Shevchenko fought the current UFC Women’s Bantamweight Champion, Amanda Nunes, in two really close fights; plus she defeated the former champion, Holly Holm. But at flyweight she’s only defeated Priscilla Cachoeira, a fighter who stepped in at the last minute, who many believe has no business stepping into the Octagon at all in the future.

Then there’s Jedrzejczyk, a fighter that hasn’t competed at 125 since 2014. Yes, she’s been on a tear for most of her time in the UFC, defeating every woman not named Rose Namajunas. But is her widely successful run at 115 enough to make her an immediate title challenger at 125? Many fans and analysts believe so, but I say the verdict is still out.

And before anyone brings up the idea that Shevchenko and Jedrzejczyk have some sort of "rivalry," that idea needs to be squashed. The two women met three times during their respective kickboxing careers, and Shevchenko defeated Jedrzejczyk handily each time.
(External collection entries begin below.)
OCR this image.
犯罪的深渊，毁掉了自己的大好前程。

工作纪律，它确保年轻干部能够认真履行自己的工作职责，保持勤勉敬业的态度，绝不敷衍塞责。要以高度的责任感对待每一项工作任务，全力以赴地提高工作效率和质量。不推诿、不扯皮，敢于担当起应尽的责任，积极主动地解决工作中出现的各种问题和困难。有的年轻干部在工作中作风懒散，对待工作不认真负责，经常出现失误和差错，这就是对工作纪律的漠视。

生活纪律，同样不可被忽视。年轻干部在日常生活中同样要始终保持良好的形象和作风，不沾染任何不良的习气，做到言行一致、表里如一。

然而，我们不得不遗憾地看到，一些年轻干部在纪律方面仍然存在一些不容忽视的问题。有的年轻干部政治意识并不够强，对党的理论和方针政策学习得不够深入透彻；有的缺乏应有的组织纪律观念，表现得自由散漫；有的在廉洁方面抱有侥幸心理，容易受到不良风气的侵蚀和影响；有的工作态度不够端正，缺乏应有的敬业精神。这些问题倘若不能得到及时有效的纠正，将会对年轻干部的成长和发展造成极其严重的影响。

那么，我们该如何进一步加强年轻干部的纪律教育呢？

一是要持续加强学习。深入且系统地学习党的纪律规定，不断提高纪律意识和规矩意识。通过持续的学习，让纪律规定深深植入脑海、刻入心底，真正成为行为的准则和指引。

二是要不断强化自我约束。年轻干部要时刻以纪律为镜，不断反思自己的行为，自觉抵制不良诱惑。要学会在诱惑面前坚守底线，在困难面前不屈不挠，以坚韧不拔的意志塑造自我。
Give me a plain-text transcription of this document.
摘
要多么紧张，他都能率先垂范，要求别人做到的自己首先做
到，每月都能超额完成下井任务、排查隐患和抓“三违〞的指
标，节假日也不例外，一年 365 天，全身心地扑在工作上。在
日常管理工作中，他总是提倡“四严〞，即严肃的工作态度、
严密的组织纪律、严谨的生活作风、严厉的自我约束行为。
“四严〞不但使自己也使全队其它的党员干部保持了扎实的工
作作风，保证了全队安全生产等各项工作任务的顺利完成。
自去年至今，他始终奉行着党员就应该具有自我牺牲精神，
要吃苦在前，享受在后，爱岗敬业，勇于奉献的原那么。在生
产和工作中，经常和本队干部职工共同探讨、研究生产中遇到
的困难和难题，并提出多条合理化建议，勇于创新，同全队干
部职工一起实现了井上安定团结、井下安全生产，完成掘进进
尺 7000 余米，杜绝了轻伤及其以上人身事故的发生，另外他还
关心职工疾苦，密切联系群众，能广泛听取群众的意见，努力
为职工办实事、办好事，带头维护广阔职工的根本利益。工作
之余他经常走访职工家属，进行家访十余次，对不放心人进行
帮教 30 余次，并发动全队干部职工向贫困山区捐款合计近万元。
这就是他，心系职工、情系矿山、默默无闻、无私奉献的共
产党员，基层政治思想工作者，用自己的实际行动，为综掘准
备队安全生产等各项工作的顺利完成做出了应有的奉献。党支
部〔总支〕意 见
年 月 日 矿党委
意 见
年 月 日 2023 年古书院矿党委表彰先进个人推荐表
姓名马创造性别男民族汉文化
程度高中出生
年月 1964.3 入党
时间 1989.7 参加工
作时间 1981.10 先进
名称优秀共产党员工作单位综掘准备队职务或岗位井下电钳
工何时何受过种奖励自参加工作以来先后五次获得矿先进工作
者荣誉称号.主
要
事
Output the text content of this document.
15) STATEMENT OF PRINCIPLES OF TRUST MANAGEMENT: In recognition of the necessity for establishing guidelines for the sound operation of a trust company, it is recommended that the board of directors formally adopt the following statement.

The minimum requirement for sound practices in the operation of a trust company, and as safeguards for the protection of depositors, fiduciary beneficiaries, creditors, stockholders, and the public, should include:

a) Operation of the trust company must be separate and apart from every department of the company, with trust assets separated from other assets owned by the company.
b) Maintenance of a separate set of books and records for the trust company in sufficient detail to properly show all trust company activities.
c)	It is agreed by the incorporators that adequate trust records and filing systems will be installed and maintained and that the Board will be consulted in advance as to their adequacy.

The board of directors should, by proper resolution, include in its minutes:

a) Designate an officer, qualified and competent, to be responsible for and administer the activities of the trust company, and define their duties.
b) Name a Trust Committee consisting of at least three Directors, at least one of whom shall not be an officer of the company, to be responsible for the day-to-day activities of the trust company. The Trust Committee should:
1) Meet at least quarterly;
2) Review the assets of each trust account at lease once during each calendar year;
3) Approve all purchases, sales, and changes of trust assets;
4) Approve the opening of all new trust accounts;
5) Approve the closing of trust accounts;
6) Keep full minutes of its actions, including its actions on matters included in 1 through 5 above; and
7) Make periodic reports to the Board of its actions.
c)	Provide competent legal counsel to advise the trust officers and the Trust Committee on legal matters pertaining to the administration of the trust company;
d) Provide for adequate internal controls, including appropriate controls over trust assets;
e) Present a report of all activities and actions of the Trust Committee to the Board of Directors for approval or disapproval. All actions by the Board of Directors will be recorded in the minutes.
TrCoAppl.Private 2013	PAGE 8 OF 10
There’s nothing in those three kickboxing matches which are more than a decade old to consider a catalyst for an immediate fight between the two in the UFC.

And what about the other women in the division? Sijara Eubanks earned a fight with Montaño for the inaugural title through her performance on The Ultimate Fighter, but weight cut issues forced her out of the bout. She since rebounded with a victory over former ranked fighter Lauren Murphy, a more credible victory in the division than either Shevchenko or Jedrzejczyk have. Then there’s Katlyn Chookagian, who has quietly pushed her way to a Top 5 ranking in the division. Should they all get overlooked based on the idea that the UFC is working overtime to promote Shevchenko and Jedrzejczyk? It seems like the answer is yes, and the rest of the division will have to wait and see where they will fit into the title picture.

It’s clear that the UFC looks for a certain type of woman to elevate in its women's divisions, in the hopes that it can cater to a specific segment of its fan base and appeal to mainstream media. Ronda Rousey fit the bill, Paige VanZant fits the bill, and Valentina Shevchenko fits the bill, but many fighters do not. By pushing foward with Shevchenko and Joanna Jedrzejczyk at the top of the women's flyweight division, the UFC continues to burden the female fighters on its roster in a way that we don't see with their male counterparts, and reinforce the idea that the playing field is far from level.